While the Web goes wireless in the mobile era with Ads, Androidification, iPhone-ness, alternative distribution & billing, and while working-around-the-pipe, TCS stays focused on the same wireless carrier business and partnerships they've nurtured for over a decade. If not familiar with TCS, their location-based offerings have grown from legislation-driven e911 emergency services in the late 90s with their acquisition of xyPoint, through their acquisitions runs of Kivera and Autodesk Location Services, and now through their $170M buyout of Networks In Motion - one of two location-focused mobile app companies in the US making enough money to be worthy of recognition. Strangely enough, not a single news pub, reputable blog, or Valley socialite covering location-based services mentioned the later last December - an indication to me that most haven't a clue about the history of the space TCS has earned steady & predictable revenues and profits in. At a time when more companies are distancing themselves from working with carriers, TCS continues to invest in the backend, less flashy part of location with stable business-minded due diligence driven exclusively by ongoing trusted relationship discussions with their carrier customers and partners. Curious why, I recently caught up with Elliott Hamilton, a friend, former colleague, and TCS' Sr. Director of Strategy. I mostly wanted to understand why TCS continues to invest in more geoservices and applications through the acquisition of NIM. TCS already had a robust geo engine and suite of similar apps in their product portfolio from their 2004 Kivera acquisition. I also found the timing of the NIM deal strange, coinciding with free-Google-Nav-inside Droids hitting Verizon - NIMs main channel partner a la VZ Navigator.
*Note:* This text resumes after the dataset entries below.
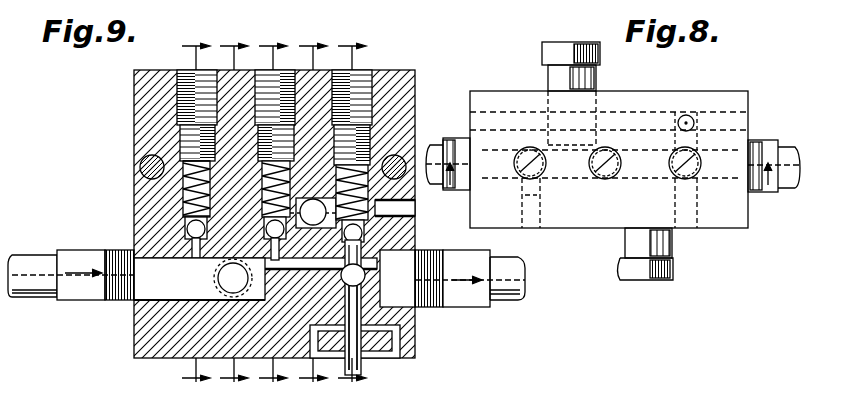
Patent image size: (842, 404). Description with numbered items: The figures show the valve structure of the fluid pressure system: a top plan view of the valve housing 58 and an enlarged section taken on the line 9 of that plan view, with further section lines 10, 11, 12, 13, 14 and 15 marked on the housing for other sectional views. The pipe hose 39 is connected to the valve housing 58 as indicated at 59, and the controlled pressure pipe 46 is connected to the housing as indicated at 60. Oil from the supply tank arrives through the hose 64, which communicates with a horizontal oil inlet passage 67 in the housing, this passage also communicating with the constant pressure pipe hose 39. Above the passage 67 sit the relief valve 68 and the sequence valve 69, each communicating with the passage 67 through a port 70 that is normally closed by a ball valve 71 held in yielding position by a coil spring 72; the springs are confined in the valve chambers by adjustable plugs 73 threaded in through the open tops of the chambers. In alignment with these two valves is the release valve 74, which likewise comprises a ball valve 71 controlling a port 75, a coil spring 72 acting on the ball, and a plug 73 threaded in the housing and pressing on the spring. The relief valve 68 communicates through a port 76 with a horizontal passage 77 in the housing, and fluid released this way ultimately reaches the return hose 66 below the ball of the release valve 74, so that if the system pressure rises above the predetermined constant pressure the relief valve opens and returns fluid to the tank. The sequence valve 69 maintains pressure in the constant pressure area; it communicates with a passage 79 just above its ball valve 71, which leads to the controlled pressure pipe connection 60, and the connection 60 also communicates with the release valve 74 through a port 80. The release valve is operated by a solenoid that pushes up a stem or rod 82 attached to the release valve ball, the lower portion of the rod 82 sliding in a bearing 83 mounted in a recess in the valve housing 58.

In FIG. 8, the section line 9— 9 is at (610, 187).
In FIG. 9, the section line 10— 10 is at (199, 212).
In FIG. 9, the section line 11— 11 is at (237, 212).
In FIG. 9, the section line 12— 12 is at (276, 212).
In FIG. 9, the section line 13— 13 is at (316, 212).
In FIG. 9, the section line 14— 14 is at (355, 212).
In FIG. 9, the section line 15— 15 is at (107, 188).
In FIG. 9, the pipe hose 39 is at (234, 294).
In FIG. 8, the pipe hose 39 is at (552, 50).
In FIG. 8, the controlled pressure pipe 46 is at (674, 276).
In FIG. 9, the valve housing 58 is at (414, 72).
In FIG. 8, the valve housing 58 is at (700, 80).
In FIG. 8, the pipe hose connection 59 is at (556, 86).
In FIG. 9, the controlled pressure pipe connection 60 is at (313, 226).
In FIG. 8, the controlled pressure pipe connection 60 is at (673, 247).
In FIG. 9, the hose 64 is at (78, 256).
In FIG. 8, the hose 64 is at (456, 140).
In FIG. 9, the hose 66 is at (480, 307).
In FIG. 8, the hose 66 is at (770, 140).
In FIG. 9, the horizontal oil inlet passage 67 is at (134, 312).
In FIG. 9, the relief valve 68 is at (180, 193).
In FIG. 9, the sequence valve 69 is at (293, 150).
In FIG. 9, the port 70 is at (201, 242).
In FIG. 9, the ball valve 71 is at (207, 221).
In FIG. 9, the coil spring 72 is at (211, 183).
In FIG. 9, the adjustable plug 73 is at (215, 136).
In FIG. 9, the release valve 74 is at (392, 156).
In FIG. 9, the port 75 is at (400, 258).
In FIG. 9, the port 76 is at (211, 200).
In FIG. 9, the horizontal passage 77 is at (134, 250).
In FIG. 9, the passage 79 is at (304, 200).
In FIG. 8, the passage 79 is at (622, 178).
In FIG. 8, the port 80 is at (668, 135).
In FIG. 9, the stem or rod 82 is at (400, 340).
In FIG. 9, the bearing 83 is at (362, 365).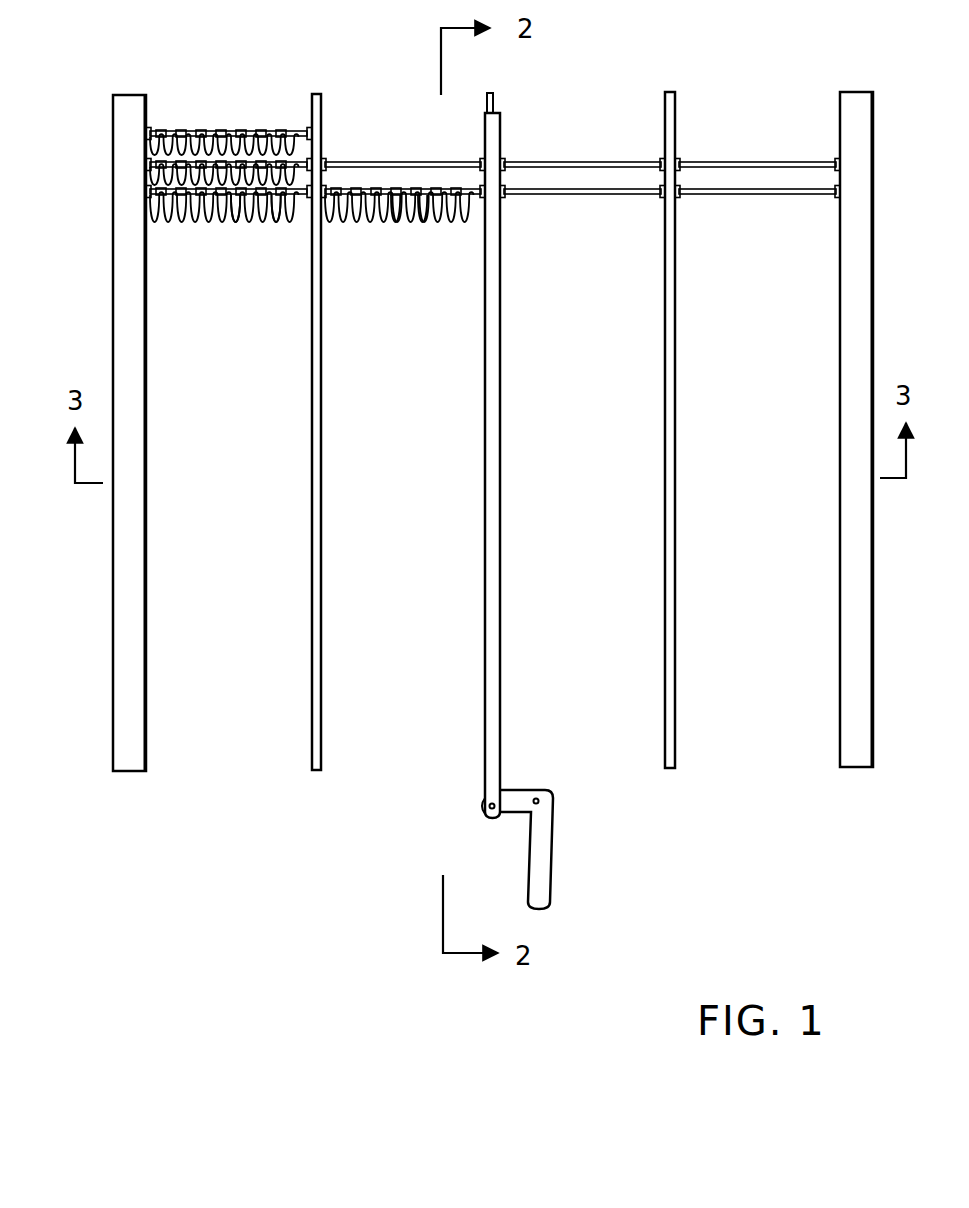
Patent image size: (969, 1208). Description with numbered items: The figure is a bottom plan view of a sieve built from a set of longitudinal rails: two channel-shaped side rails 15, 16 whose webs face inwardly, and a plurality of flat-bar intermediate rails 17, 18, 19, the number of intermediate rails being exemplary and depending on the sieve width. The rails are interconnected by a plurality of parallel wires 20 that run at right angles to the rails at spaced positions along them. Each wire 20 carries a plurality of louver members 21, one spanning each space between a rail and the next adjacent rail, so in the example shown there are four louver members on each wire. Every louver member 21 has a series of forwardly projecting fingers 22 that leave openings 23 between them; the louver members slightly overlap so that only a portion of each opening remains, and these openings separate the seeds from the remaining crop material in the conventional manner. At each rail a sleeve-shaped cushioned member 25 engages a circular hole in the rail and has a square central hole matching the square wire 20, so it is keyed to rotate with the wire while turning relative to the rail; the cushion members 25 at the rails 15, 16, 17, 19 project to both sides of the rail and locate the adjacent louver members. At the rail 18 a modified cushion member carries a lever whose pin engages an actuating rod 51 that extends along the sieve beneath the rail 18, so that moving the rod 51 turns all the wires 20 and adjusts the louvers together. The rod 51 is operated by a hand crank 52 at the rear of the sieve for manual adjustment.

Here's what Elliott had to say... 

"The NIM acquisition is about servicing our operator customers as best as possible, with our infrastructure, services, with applications. We obviously did our due diligence with Verizon and other operator customers, and we feel there's lots of room for growth. While today, the operators offer point solutions, I can definitely envision them having very powerful integrated location-based experiences that include navigation, locators, and search, all with parental controls and social phonebooks built-in. We'll continue to offer them whatever they want, if that's advertising or pay-for apps and experiences."

When asked about challenges faced by free alternatives...

"We don't see Google taking over the world, because operators don't want Google to take over the world. Google may get 20% market share, but not all of it, and we see the total market growing 3X over the next five years. No one is going to let Google dominate because they understand Google is not looking out for their interests. If an app is still making money, operators will continue to market it as a premium service while watching free Android apps and emerging ad revenues carefully. It will also be interesting to see how other handset manufacturers now using Android react to Google's own device launch."